Consider this scenario:
“That’s it. You’re fired,” print shop supervisor Eileen McMillan told operator Bernard Jenkins, who was seated at a table in the break room. “Lois told me you stopped working 45 minutes ago, came in here and just sat without punching out. And now I see it’s true. You’re stealing time, and I warned you last month that any more misconduct would mean termination.”
“You really have it in for black men, don’t you?” Bernard shot back. “You can’t stand to see me relaxing instead of running around like your little puppy.”
He was warned
Eileen clamped her lips closed and counted to 10. Then she said, “You’ve been involved in four serious arguments with colleagues – and me – in the past six months, and you were warned. Any employee would be terminated in these circumstances.”

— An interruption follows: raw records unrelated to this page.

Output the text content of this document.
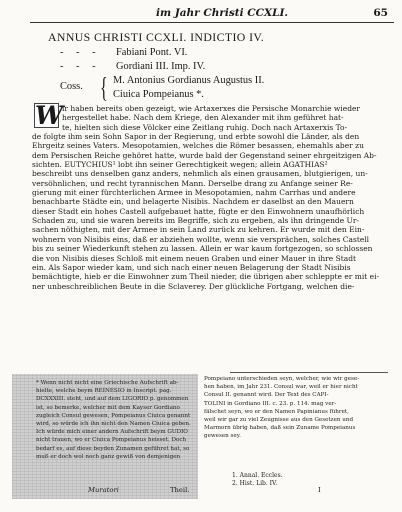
im Jahr Christi CCXLI.	65
ANNUS CHRISTI CCXLI. INDICTIO IV.
- - - Fabiani Pont. VI.
- - - Gordiani III. Imp. IV.
Coss. { M. Antonius Gordianus Augustus II.
Ciuica Pompeianus *.
W
ir haben bereits oben gezeigt, wie Artaxerxes die Persische Monarchie wieder
hergestellet habe. Nach dem Kriege, den Alexander mit ihm geführet hat-
te, hielten sich diese Völcker eine Zeitlang ruhig. Doch nach Artaxerxis To-
de folgte ihm sein Sohn Sapor in der Regierung, und erbte sowohl die Länder, als den
Ehrgeitz seines Vaters. Mesopotamien, welches die Römer besassen, ehemahls aber zu
dem Persischen Reiche gehöret hatte, wurde bald der Gegenstand seiner ehrgeitzigen Ab-
sichten. EUTYCHIUS¹ lobt ihn seiner Gerechtigkeit wegen; allein AGATHIAS²
beschreibt uns denselben ganz anders, nehmlich als einen grausamen, blutgierigen, un-
versöhnlichen, und recht tyrannischen Mann. Derselbe drang zu Anfange seiner Re-
gierung mit einer fürchterlichen Armee in Mesopotamien, nahm Carrhas und andere
benachbarte Städte ein, und belagerte Nisibis. Nachdem er daselbst an den Mauern
dieser Stadt ein hohes Castell aufgebauet hatte, fügte er den Einwohnern unaufhörlich
Schaden zu, und sie waren bereits im Begriffe, sich zu ergeben, als ihn dringende Ur-
sachen nöthigten, mit der Armee in sein Land zurück zu kehren. Er wurde mit den Ein-
wohnern von Nisibis eins, daß er abziehen wollte, wenn sie versprächen, solches Castell
bis zu seiner Wiederkunft stehen zu lassen. Allein er war kaum fortgezogen, so schlossen
die von Nisibis dieses Schloß mit einem neuen Graben und einer Mauer in ihre Stadt
ein. Als Sapor wieder kam, und sich nach einer neuen Belagerung der Stadt Nisibis
bemächtigte, hieb er die Einwohner zum Theil nieder, die übrigen aber schleppte er mit ei-
ner unbeschreiblichen Beute in die Sclaverey. Der glückliche Fortgang, welchen die-
* Wenn nicht nicht eine Griechische Aufschrift ab-
hielte, welche beym REINESIO in Inscript. pag.
DCXXXIII. steht, und auf dem LIGORIO p. genommen
ist, so bemerke, welcher mit dem Kayser Gordiano
zugleich Consul gewesen, Pompeianus Ciuica genannt
wird, so würde ich ihn nicht den Namen Ciuica geben.
Ich würde mich einer andern Aufschrift beym GUDIO
nicht trauen, wo er Ciuica Pompeianus heisset. Doch
bedarf es, auf diese beyden Zunamen geführet hat, so
muß er doch wol noch ganz gewiß von demjenigen
Muratori	Theil.
Pompeiano unterschieden seyn, welcher, wie wir gese-
hen haben, im Jahr 231. Consul war, weil er hier nicht
Consul II. genannt wird. Der Text des CAPI-
TOLINI in Gordiano III. c. 23. p. 114. mag ver-
fälschet seyn, wo er den Namen Papinianus führet,
weil wir gar zu viel Zeugnisse aus den Gesetzen und
Marmorn übrig haben, daß sein Zuname Pompeianus
gewesen sey.
1. Annal. Eccles.
2. Hist. Lib. IV.
I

“Oh, yeah?” Bernard challenged. “What about Vince and Anthony? They’ve been warned about taking unauthorized smoke breaks, and they keep doing it, but I don’t see you firing them. That’s stealing time, isn’t it? And what about Jane?” Bernard continued. “I know for a fact she’s missed punching out at least a dozen times. Isn’t that against the rules too?”
“Of course, Vince, Anthony and Jane aren’t black,” he added, glaring.
“Think whatever you want, but leave now,” Eileen said icily.
“OK, but this isn’t over,” Bernard said.
Later, Bernard sued the company for racial discrimination.
You make the call: Did Bernard win?
So did Bernard win his lawsuit?
No. The court said supervisor Eileen had a right to consider Bernard’s misconduct as more serious than that of the three white co-workers. It was not the legal system’s role, the court said, to challenge Eileen’s business judgment that Bernard’s “deliberate failure to clock out when (he) stopped working was more serious than either excessive smoking breaks or inadvertently missed punches.”
The court did accept Bernard’s argument that the final incident for which he was terminated was not “particularly egregious” in the context of this particular workplace, where break rules weren’t strictly enforced.
But Bernard had been warned that any further misconduct could lead to his termination, and Eileen had documented the warning in a written report. So when she fired him for sitting in the break room without punching out, she wasn’t discriminating against him compared with white colleagues, the court said.
Eileen used progressive discipline and documentation correctly, and as a result the company was able to successfully defend her decision in court.